E nella campagna intorno, alla base delle colline c’era la netta percezione della superficie terrestre, e del limite che unisce e separa cielo e terra. Colline che si compenetrano all’aria limpida. E quasi percepivi la curvatura della Terra.
Che cosa ci fa in mezzo a tutto questo un uomo?

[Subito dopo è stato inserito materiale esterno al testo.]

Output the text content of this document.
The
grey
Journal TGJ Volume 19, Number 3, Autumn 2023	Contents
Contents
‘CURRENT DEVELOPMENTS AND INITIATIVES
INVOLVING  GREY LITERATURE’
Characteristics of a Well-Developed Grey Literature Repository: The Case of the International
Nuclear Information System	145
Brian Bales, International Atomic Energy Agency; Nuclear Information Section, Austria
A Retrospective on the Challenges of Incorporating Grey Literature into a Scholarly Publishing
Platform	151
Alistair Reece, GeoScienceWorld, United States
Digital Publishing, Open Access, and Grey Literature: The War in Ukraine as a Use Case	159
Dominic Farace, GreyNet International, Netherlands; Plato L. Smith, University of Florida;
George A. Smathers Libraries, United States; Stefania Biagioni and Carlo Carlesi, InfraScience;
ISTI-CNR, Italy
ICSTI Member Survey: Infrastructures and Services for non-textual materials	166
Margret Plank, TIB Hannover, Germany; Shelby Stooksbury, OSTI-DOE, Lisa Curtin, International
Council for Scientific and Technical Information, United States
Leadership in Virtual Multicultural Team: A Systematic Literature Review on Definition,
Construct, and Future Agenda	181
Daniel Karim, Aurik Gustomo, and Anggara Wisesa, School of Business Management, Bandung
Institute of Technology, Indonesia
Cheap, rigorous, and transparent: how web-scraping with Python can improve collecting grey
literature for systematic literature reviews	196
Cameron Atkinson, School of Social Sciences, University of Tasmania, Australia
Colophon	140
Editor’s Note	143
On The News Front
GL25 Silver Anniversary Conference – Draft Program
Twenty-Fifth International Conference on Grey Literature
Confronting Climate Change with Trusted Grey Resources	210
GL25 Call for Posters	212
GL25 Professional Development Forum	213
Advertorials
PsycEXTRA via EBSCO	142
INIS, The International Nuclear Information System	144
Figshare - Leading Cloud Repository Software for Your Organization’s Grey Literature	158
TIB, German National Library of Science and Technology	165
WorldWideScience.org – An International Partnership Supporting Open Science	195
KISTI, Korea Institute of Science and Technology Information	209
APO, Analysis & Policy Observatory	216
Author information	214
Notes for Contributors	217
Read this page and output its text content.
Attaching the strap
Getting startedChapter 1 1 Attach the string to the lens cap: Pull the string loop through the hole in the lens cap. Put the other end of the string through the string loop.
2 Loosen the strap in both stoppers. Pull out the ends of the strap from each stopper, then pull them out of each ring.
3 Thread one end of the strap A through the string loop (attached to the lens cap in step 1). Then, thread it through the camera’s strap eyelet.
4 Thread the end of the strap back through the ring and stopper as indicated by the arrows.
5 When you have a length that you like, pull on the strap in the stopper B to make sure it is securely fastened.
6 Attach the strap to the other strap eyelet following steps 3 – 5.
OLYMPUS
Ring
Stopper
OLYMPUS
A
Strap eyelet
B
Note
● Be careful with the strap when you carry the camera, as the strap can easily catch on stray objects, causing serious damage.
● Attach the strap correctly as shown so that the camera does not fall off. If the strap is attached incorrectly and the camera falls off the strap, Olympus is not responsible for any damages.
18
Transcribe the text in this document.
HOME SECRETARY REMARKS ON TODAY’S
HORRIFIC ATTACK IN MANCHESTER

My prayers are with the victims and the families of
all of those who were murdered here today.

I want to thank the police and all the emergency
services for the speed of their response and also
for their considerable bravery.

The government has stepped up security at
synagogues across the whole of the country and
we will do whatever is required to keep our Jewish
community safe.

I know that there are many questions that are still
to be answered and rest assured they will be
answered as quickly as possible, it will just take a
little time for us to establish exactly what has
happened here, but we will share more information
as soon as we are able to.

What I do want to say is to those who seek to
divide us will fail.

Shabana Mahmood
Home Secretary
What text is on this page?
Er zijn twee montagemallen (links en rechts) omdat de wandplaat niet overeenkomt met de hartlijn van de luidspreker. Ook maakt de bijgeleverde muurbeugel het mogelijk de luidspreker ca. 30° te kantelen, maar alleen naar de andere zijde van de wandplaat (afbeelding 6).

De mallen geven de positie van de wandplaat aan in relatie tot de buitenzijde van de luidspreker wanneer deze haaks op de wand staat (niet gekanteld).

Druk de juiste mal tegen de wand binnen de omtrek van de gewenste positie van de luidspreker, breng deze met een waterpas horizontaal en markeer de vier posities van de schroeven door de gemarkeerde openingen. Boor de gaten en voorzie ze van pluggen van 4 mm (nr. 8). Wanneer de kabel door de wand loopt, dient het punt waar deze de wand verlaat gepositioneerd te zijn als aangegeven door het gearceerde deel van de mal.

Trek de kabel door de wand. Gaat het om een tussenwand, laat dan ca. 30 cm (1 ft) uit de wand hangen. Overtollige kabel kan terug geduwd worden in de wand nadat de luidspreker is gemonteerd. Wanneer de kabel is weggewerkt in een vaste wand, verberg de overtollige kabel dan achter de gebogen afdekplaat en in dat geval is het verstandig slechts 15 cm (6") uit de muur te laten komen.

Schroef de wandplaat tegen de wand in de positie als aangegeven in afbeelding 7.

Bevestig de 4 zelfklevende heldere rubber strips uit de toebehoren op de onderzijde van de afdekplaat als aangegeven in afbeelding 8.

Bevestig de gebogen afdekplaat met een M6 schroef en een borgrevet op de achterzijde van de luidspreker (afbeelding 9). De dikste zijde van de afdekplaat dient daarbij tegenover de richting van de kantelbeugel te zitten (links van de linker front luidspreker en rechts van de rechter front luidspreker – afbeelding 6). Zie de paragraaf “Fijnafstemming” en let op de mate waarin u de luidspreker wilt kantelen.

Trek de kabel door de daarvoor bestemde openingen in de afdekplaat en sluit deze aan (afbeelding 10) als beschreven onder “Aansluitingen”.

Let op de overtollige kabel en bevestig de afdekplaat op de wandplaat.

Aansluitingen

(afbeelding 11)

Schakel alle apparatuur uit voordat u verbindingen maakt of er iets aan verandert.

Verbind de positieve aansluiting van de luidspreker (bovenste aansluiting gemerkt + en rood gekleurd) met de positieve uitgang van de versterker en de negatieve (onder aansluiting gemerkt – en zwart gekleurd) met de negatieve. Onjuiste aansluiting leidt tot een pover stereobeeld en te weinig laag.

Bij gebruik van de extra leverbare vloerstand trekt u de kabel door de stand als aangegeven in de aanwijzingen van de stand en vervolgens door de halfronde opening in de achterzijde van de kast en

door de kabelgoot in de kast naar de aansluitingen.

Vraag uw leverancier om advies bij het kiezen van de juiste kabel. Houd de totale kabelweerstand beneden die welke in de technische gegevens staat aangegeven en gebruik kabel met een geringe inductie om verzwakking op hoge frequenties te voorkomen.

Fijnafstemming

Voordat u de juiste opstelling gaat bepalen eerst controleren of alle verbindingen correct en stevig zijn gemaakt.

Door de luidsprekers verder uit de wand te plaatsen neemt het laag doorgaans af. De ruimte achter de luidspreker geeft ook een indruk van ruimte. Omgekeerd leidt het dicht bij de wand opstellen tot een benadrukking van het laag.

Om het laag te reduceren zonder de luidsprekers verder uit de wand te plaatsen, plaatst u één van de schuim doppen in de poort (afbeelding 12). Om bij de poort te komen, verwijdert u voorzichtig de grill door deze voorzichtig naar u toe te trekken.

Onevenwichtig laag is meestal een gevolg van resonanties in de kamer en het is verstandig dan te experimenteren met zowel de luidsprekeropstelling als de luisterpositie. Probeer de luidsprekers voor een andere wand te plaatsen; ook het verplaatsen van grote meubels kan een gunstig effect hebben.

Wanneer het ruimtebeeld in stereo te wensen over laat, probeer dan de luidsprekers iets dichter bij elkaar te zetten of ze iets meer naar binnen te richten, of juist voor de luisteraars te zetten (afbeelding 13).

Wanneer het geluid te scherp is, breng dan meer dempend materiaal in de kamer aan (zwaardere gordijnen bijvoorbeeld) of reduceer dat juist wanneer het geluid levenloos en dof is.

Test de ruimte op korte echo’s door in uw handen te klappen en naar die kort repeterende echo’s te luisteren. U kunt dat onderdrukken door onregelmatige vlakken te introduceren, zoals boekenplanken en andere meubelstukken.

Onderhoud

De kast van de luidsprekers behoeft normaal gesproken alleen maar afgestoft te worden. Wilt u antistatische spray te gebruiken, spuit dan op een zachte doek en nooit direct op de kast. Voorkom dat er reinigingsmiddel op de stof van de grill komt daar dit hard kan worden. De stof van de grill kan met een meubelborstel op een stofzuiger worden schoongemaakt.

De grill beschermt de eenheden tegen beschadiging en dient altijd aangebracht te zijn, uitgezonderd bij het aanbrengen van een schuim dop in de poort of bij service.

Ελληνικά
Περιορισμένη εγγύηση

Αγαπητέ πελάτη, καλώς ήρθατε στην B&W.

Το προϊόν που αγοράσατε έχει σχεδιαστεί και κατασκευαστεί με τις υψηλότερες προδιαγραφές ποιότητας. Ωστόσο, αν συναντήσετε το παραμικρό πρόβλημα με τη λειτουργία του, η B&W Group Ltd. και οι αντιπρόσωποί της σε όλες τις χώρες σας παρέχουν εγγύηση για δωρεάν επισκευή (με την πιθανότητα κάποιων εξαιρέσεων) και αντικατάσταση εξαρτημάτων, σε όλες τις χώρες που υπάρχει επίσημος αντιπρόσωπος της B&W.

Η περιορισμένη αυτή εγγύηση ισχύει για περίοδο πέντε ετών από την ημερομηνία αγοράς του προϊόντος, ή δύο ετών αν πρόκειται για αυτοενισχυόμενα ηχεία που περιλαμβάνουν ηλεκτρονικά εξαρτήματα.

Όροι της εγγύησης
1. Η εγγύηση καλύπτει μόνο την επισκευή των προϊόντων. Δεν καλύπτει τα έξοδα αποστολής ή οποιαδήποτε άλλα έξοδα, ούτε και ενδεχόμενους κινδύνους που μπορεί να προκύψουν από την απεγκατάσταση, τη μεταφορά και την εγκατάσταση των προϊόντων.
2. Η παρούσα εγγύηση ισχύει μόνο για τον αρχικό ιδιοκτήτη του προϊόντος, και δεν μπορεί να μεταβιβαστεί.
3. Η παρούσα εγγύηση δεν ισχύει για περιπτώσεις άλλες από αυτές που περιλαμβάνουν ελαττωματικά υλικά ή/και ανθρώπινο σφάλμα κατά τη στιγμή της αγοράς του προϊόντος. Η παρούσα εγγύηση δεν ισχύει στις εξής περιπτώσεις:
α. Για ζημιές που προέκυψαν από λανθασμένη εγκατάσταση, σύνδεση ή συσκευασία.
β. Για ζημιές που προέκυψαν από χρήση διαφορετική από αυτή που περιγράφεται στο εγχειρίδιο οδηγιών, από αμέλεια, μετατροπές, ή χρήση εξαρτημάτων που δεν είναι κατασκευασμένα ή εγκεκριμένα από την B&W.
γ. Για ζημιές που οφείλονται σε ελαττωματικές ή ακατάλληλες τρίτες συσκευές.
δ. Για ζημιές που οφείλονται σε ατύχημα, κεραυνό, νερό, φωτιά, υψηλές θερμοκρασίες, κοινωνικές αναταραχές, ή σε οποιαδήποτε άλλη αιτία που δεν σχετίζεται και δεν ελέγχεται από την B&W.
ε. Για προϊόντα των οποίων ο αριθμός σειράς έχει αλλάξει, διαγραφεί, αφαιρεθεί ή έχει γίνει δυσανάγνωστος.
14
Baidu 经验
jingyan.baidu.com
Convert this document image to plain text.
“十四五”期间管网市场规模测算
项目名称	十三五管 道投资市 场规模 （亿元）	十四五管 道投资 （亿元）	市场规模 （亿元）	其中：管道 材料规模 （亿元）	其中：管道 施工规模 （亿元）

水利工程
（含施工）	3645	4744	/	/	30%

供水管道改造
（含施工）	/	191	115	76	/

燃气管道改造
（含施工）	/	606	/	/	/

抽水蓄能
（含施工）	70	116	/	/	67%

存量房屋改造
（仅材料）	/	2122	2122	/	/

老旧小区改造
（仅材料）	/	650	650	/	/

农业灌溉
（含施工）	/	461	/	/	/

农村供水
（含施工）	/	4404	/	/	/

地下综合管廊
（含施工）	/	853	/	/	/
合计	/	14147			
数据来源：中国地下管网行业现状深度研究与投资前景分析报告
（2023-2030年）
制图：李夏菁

Questo tuo post mi ricorda Jack London.
è una ricerca in realtà interiore, la ricerca di capire come si può essere americani dentro un territorio che ormai è finito, nel senso, lo si è scoperto tutto, si è andati da est a ovest definitivamente. Nel momento in cui gli ultimi Stati entrano nell’Unione. E quindi si comincia a cercarlo dentro di sé. In fondo è anche poi quello che fa la beat generation, che fa Kerouac in particolare, diciamo, perché poi beat generation è già una cosa più, più larga insomma. Non tutti sono andati on the road come lui. Anzi c’era Ginsberg e Burroughs che non lo capivano tanto, questo suo, questo loro, visto che anche N. Cassidy, questo loro matto andare da est a ovest, era in fondo una ricerca anche mentale, una ricerca dentro un paese, che ormai, scoperto del tutto, non permetteva che di rimbalzare da una parte all’altra, insomma. il viaggio spesso è una conoscenza di un mondo diverso e qualche volta è anche un mondo sconosciuto e che fa paura. No? Questa è un po’ la metafora. Il viaggio negli Inferi è andare dentro un mondo che noi non conosciamo e che ci mette paura, che ci inquieta. Sto pensando, per esempio, a L’asino d’oro. L’asino d’oro, per esempio, è un viaggio non solo nello sconosciuto, ma nella trasformazione. Un uomo si trasforma in asino e nelle vesti dell’asino conosce delle realtà che non aveva mai immaginato. D’altra parte ciò che scrivi mi porta a pensare alla malinconia. La malinconia esiste anche indipendentemente dalla nostalgia, la nostalgia è una forma di malinconia. Si può essere malinconici anche senza essere nostalgici, sono perfettamente d’accordo, si può essere malinconici addirittura di natura. La depressione è una forma di malinconia, per esempio. Ma la nostalgia è senz’altro una forma di malinconia, cioè si presenta come malinconia, si presenta come struggimento. Questo direi, come risposta è questa. Si possono esaminare tutte e due le cose, separatamente l’una dall’altra naturalmente. Amleto è malinconico, senza essere nostalgico.